Welcome to this travel blog which is inspired by the wandering clouds effortlessly gliding through distant lands. Sometimes almost still as if watching the beauty of the earth below and at times rushing to some place far away – as if on an endless travel mission. This is where I share my observations, experiences and thoughts gathered during my travels

Sunday, September 4, 2011

Scientists in Steel


Just outside the Tsukuba Expo Memorial Park in Ibaraki, Japan, there is an amazing stainless steel installation that keeps up with the city’s reputation as the Science City. Constructed with the help of hundreds of steel balls suspended from a square frame, images of four great scientists namely, Archimedes, Newton, Edison and Galileo, have been created. 

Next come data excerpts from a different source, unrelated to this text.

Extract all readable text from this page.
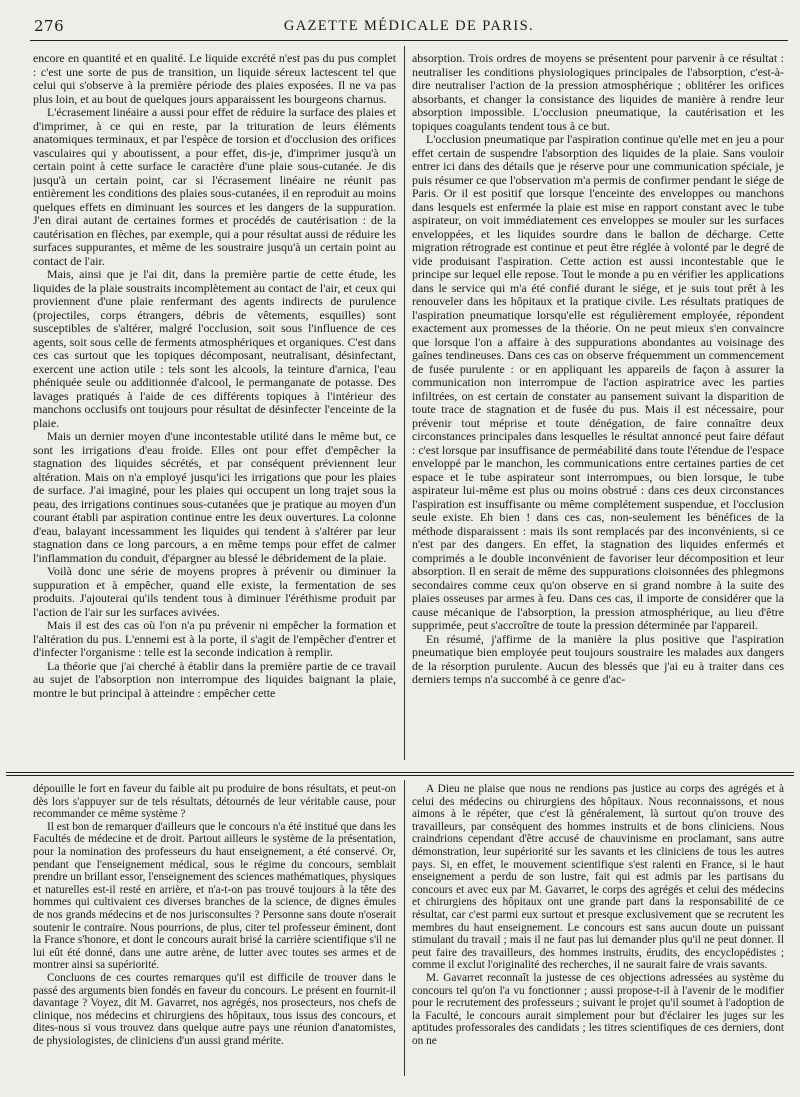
276	GAZETTE MÉDICALE DE PARIS.

encore en quantité et en qualité. Le liquide excrété n'est pas du pus complet : c'est une sorte de pus de transition, un liquide séreux lactescent tel que celui qui s'observe à la première période des plaies exposées. Il ne va pas plus loin, et au bout de quelques jours apparaissent les bourgeons charnus.

L'écrasement linéaire a aussi pour effet de réduire la surface des plaies et d'imprimer, à ce qui en reste, par la trituration de leurs éléments anatomiques terminaux, et par l'espèce de torsion et d'occlusion des orifices vasculaires qui y aboutissent, a pour effet, dis-je, d'imprimer jusqu'à un certain point à cette surface le caractère d'une plaie sous-cutanée. Je dis jusqu'à un certain point, car si l'écrasement linéaire ne réunit pas entièrement les conditions des plaies sous-cutanées, il en reproduit au moins quelques effets en diminuant les sources et les dangers de la suppuration. J'en dirai autant de certaines formes et procédés de cautérisation : de la cautérisation en flèches, par exemple, qui a pour résultat aussi de réduire les surfaces suppurantes, et même de les soustraire jusqu'à un certain point au contact de l'air.

Mais, ainsi que je l'ai dit, dans la première partie de cette étude, les liquides de la plaie soustraits incomplètement au contact de l'air, et ceux qui proviennent d'une plaie renfermant des agents indirects de purulence (projectiles, corps étrangers, débris de vêtements, esquilles) sont susceptibles de s'altérer, malgré l'occlusion, soit sous l'influence de ces agents, soit sous celle de ferments atmosphériques et organiques. C'est dans ces cas surtout que les topiques décomposant, neutralisant, désinfectant, exercent une action utile : tels sont les alcools, la teinture d'arnica, l'eau phéniquée seule ou additionnée d'alcool, le permanganate de potasse. Des lavages pratiqués à l'aide de ces différents topiques à l'intérieur des manchons occlusifs ont toujours pour résultat de désinfecter l'enceinte de la plaie.

Mais un dernier moyen d'une incontestable utilité dans le même but, ce sont les irrigations d'eau froide. Elles ont pour effet d'empêcher la stagnation des liquides sécrétés, et par conséquent préviennent leur altération. Mais on n'a employé jusqu'ici les irrigations que pour les plaies de surface. J'ai imaginé, pour les plaies qui occupent un long trajet sous la peau, des irrigations continues sous-cutanées que je pratique au moyen d'un courant établi par aspiration continue entre les deux ouvertures. La colonne d'eau, balayant incessamment les liquides qui tendent à s'altérer par leur stagnation dans ce long parcours, a en même temps pour effet de calmer l'inflammation du conduit, d'épargner au blessé le débridement de la plaie.

Voilà donc une série de moyens propres à prévenir ou diminuer la suppuration et à empêcher, quand elle existe, la fermentation de ses produits. J'ajouterai qu'ils tendent tous à diminuer l'éréthisme produit par l'action de l'air sur les surfaces avivées.

Mais il est des cas où l'on n'a pu prévenir ni empêcher la formation et l'altération du pus. L'ennemi est à la porte, il s'agit de l'empêcher d'entrer et d'infecter l'organisme : telle est la seconde indication à remplir.

La théorie que j'ai cherché à établir dans la première partie de ce travail au sujet de l'absorption non interrompue des liquides baignant la plaie, montre le but principal à atteindre : empêcher cette

absorption. Trois ordres de moyens se présentent pour parvenir à ce résultat : neutraliser les conditions physiologiques principales de l'absorption, c'est-à-dire neutraliser l'action de la pression atmosphérique ; oblitérer les orifices absorbants, et changer la consistance des liquides de manière à rendre leur absorption impossible. L'occlusion pneumatique, la cautérisation et les topiques coagulants tendent tous à ce but.

L'occlusion pneumatique par l'aspiration continue qu'elle met en jeu a pour effet certain de suspendre l'absorption des liquides de la plaie. Sans vouloir entrer ici dans des détails que je réserve pour une communication spéciale, je puis résumer ce que l'observation m'a permis de confirmer pendant le siége de Paris. Or il est positif que lorsque l'enceinte des enveloppes ou manchons dans lesquels est enfermée la plaie est mise en rapport constant avec le tube aspirateur, on voit immédiatement ces enveloppes se mouler sur les surfaces enveloppées, et les liquides sourdre dans le ballon de décharge. Cette migration rétrograde est continue et peut être réglée à volonté par le degré de vide produisant l'aspiration. Cette action est aussi incontestable que le principe sur lequel elle repose. Tout le monde a pu en vérifier les applications dans le service qui m'a été confié durant le siége, et je suis tout prêt à les renouveler dans les hôpitaux et la pratique civile. Les résultats pratiques de l'aspiration pneumatique lorsqu'elle est régulièrement employée, répondent exactement aux promesses de la théorie. On ne peut mieux s'en convaincre que lorsque l'on a affaire à des suppurations abondantes au voisinage des gaînes tendineuses. Dans ces cas on observe fréquemment un commencement de fusée purulente : or en appliquant les appareils de façon à assurer la communication non interrompue de l'action aspiratrice avec les parties infiltrées, on est certain de constater au pansement suivant la disparition de toute trace de stagnation et de fusée du pus. Mais il est nécessaire, pour prévenir tout méprise et toute dénégation, de faire connaître deux circonstances principales dans lesquelles le résultat annoncé peut faire défaut : c'est lorsque par insuffisance de perméabilité dans toute l'étendue de l'espace enveloppé par le manchon, les communications entre certaines parties de cet espace et le tube aspirateur sont interrompues, ou bien lorsque, le tube aspirateur lui-même est plus ou moins obstrué : dans ces deux circonstances l'aspiration est insuffisante ou même complétement suspendue, et l'occlusion seule existe. Eh bien ! dans ces cas, non-seulement les bénéfices de la méthode disparaissent : mais ils sont remplacés par des inconvénients, si ce n'est par des dangers. En effet, la stagnation des liquides enfermés et comprimés a le double inconvénient de favoriser leur décomposition et leur absorption. Il en serait de même des suppurations cloisonnées des phlegmons secondaires comme ceux qu'on observe en si grand nombre à la suite des plaies osseuses par armes à feu. Dans ces cas, il importe de considérer que la cause mécanique de l'absorption, la pression atmosphérique, au lieu d'être supprimée, peut s'accroître de toute la pression déterminée par l'appareil.

En résumé, j'affirme de la manière la plus positive que l'aspiration pneumatique bien employée peut toujours soustraire les malades aux dangers de la résorption purulente. Aucun des blessés que j'ai eu à traiter dans ces derniers temps n'a succombé à ce genre d'ac-

dépouille le fort en faveur du faible ait pu produire de bons résultats, et peut-on dès lors s'appuyer sur de tels résultats, détournés de leur véritable cause, pour recommander ce même système ?

Il est bon de remarquer d'ailleurs que le concours n'a été institué que dans les Facultés de médecine et de droit. Partout ailleurs le système de la présentation, pour la nomination des professeurs du haut enseignement, a été conservé. Or, pendant que l'enseignement médical, sous le régime du concours, semblait prendre un brillant essor, l'enseignement des sciences mathématiques, physiques et naturelles est-il resté en arrière, et n'a-t-on pas trouvé toujours à la tête des hommes qui cultivaient ces diverses branches de la science, de dignes émules de nos grands médecins et de nos jurisconsultes ? Personne sans doute n'oserait soutenir le contraire. Nous pourrions, de plus, citer tel professeur éminent, dont la France s'honore, et dont le concours aurait brisé la carrière scientifique s'il ne lui eût été donné, dans une autre arène, de lutter avec toutes ses armes et de montrer ainsi sa supériorité.

Concluons de ces courtes remarques qu'il est difficile de trouver dans le passé des arguments bien fondés en faveur du concours. Le présent en fournit-il davantage ? Voyez, dit M. Gavarret, nos agrégés, nos prosecteurs, nos chefs de clinique, nos médecins et chirurgiens des hôpitaux, tous issus des concours, et dites-nous si vous trouvez dans quelque autre pays une réunion d'anatomistes, de physiologistes, de cliniciens d'un aussi grand mérite.

A Dieu ne plaise que nous ne rendions pas justice au corps des agrégés et à celui des médecins ou chirurgiens des hôpitaux. Nous reconnaissons, et nous aimons à le répéter, que c'est là généralement, là surtout qu'on trouve des travailleurs, par conséquent des hommes instruits et de bons cliniciens. Nous craindrions cependant d'être accusé de chauvinisme en proclamant, sans autre démonstration, leur supériorité sur les savants et les cliniciens de tous les autres pays. Si, en effet, le mouvement scientifique s'est ralenti en France, si le haut enseignement a perdu de son lustre, fait qui est admis par les partisans du concours et avec eux par M. Gavarret, le corps des agrégés et celui des médecins et chirurgiens des hôpitaux ont une grande part dans la responsabilité de ce résultat, car c'est parmi eux surtout et presque exclusivement que se recrutent les membres du haut enseignement. Le concours est sans aucun doute un puissant stimulant du travail ; mais il ne faut pas lui demander plus qu'il ne peut donner. Il peut faire des travailleurs, des hommes instruits, érudits, des encyclopédistes ; comme il exclut l'originalité des recherches, il ne saurait faire de vrais savants.

M. Gavarret reconnaît la justesse de ces objections adressées au système du concours tel qu'on l'a vu fonctionner ; aussi propose-t-il à l'avenir de le modifier pour le recrutement des professeurs ; suivant le projet qu'il soumet à l'adoption de la Faculté, le concours aurait simplement pour but d'éclairer les juges sur les aptitudes professorales des candidats ; les titres scientifiques de ces derniers, dont on ne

View from below the structure
The square frame rests on four polished steel pillars and on the top it has connected the diagonals and the sides. Hundreds of steel balls are suspended with the help of thin but strong wires from top in such a manner that faces of the four scientists can be identified by looking at the installation from each of the four sides. The most amazing part of this installation is that when one looks at say Galileo from one side, the other steel balls making the images of other scientists are not even visible because they are integrated into the design of Galileo. The design is extremely neat and without any distortion although it simultaneously showcases four images facing four different sides. I thought, perhaps if I stood under the square frame and looked up I would get to see some messiness of the artist, but I was wrong. It was impeccable and absolutely Japanese. Although I am unable to find the details of the creators in my notes, my strong hunch is that it must have been a team effort, that too an inter-disciplinary team effort. 
Image of Galileo




The team would have relied on first, the artist or designer for conceiving and visualizing the installation, then the people with backgrounds in math, computer graphics, 3D modeling to come up with simulated virtual models, then the people with background in material sciences in helping select material that has withstood the weather conditions and then finally those who actually worked on it hands-on to erect the structure and translate the designer’s vision into a reality.  Kudos to the team which has beautifully converged multiple disciplines and for a flawless execution that brings the four great scientists together!